The USS Arizona sunk on December 7, 1941, in less then nine minutes after an armor-piercing bomb from a Japanese war plane penetrated its forward deck and exploded the ship's ammunition store. The surprise attack by the Japanese Air Force and Navy at Pearl Harbor resulted in over 2,000 American souls, including 68 civilians, killed. More than half of the casualties (1,177) were Navy sailors and Marines on the Arizona. Today the National Park Service oversees the memorial over the sunken remains of the battleship Arizona.
On the reverse side is an eight cent Einstein stamp. The message reads: "Greetings -- wonderful trip -- beautiful weather, etc. Waiting now to see Kodiak snow. See you soon -- Love, Ruth"
The composition of the card is unremarkable except that it was obviously taken from a moving boat. You can see the wake of the craft as it pulls away from the monument on a partly sunny day. Many times over the years I've looked at this image and not seen its significance, yet it's mundane image holds a hidden treasure.

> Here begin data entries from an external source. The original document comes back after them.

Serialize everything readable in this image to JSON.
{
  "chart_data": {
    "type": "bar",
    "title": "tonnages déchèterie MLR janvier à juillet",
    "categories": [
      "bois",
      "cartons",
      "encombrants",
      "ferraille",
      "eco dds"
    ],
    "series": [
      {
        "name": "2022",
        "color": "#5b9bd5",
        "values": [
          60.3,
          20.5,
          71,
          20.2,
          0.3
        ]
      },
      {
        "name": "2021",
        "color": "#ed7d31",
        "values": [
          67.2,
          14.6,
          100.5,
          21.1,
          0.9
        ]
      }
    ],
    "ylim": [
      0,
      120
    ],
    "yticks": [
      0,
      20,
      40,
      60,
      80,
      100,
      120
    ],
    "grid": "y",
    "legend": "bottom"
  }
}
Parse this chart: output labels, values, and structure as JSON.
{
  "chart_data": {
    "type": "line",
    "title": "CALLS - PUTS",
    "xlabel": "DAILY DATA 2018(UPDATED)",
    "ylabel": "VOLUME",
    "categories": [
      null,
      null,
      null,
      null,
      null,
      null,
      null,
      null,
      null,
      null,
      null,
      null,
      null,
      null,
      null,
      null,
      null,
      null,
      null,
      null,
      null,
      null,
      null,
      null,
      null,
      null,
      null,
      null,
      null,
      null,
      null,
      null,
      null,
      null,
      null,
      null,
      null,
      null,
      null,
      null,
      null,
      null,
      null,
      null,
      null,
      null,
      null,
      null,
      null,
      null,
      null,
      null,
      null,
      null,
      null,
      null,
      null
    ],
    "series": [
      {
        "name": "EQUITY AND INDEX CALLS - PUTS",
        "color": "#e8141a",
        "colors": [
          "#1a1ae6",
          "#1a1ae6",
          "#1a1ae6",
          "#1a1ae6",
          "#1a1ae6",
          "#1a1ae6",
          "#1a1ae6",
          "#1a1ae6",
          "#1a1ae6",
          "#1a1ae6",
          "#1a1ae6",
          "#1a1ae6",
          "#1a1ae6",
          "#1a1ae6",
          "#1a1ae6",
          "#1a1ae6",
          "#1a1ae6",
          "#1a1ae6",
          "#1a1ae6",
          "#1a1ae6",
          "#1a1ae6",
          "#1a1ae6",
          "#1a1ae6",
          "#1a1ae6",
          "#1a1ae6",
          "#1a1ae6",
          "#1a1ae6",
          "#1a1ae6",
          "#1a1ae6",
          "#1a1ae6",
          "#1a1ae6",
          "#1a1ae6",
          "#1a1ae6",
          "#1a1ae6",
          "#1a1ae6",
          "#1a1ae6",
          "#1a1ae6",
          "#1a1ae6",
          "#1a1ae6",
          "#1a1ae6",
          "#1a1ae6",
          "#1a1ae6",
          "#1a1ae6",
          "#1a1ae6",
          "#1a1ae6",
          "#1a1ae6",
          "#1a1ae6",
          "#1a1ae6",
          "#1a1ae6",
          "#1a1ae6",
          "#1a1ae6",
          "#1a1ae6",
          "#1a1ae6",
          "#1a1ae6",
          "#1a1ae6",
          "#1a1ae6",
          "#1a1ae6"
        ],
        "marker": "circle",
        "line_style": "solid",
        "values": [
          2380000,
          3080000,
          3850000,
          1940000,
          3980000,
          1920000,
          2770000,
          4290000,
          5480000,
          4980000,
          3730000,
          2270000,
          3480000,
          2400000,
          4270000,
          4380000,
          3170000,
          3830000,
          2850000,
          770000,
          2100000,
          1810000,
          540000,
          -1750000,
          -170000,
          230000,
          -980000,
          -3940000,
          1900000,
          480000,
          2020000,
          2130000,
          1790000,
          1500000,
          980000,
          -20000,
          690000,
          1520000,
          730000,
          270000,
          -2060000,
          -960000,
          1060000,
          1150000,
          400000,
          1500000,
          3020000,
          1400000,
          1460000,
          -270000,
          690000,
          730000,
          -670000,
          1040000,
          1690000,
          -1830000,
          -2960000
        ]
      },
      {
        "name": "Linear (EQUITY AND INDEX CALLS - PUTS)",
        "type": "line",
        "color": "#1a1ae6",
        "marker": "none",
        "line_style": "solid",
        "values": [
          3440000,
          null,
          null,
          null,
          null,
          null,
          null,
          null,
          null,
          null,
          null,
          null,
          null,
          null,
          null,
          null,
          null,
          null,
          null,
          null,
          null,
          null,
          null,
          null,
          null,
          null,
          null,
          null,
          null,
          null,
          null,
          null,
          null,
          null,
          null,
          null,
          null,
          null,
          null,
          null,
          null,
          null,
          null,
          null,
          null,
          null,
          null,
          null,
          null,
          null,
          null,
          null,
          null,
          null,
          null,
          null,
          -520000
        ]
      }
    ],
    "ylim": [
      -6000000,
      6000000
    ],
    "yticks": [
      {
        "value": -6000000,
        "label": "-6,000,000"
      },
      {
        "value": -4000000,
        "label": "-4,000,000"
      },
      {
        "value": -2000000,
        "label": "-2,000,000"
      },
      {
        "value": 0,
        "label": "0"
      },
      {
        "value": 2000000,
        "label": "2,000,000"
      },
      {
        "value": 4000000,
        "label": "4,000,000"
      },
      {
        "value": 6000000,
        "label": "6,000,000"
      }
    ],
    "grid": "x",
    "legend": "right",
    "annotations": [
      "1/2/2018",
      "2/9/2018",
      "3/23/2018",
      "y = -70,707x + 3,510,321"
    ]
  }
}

The memorial sits over the remains not only of the sunken navy ship Arizona but also over the remains of the men who died on that fateful day. The fact that the photographer took the picture moving away from the memorial, rather than approaching it, speaks to our relationship to all who have died. Though these men are remembered and honored, we must by necessity of time itself move away from them. This is the cruel nature of time itself , let alone our faltering memories.
It is good that there are memorials made of marble. It is also good there are postcards and postcards posted on the Internet. Each saves a valuable memory, at least for a time, from loss.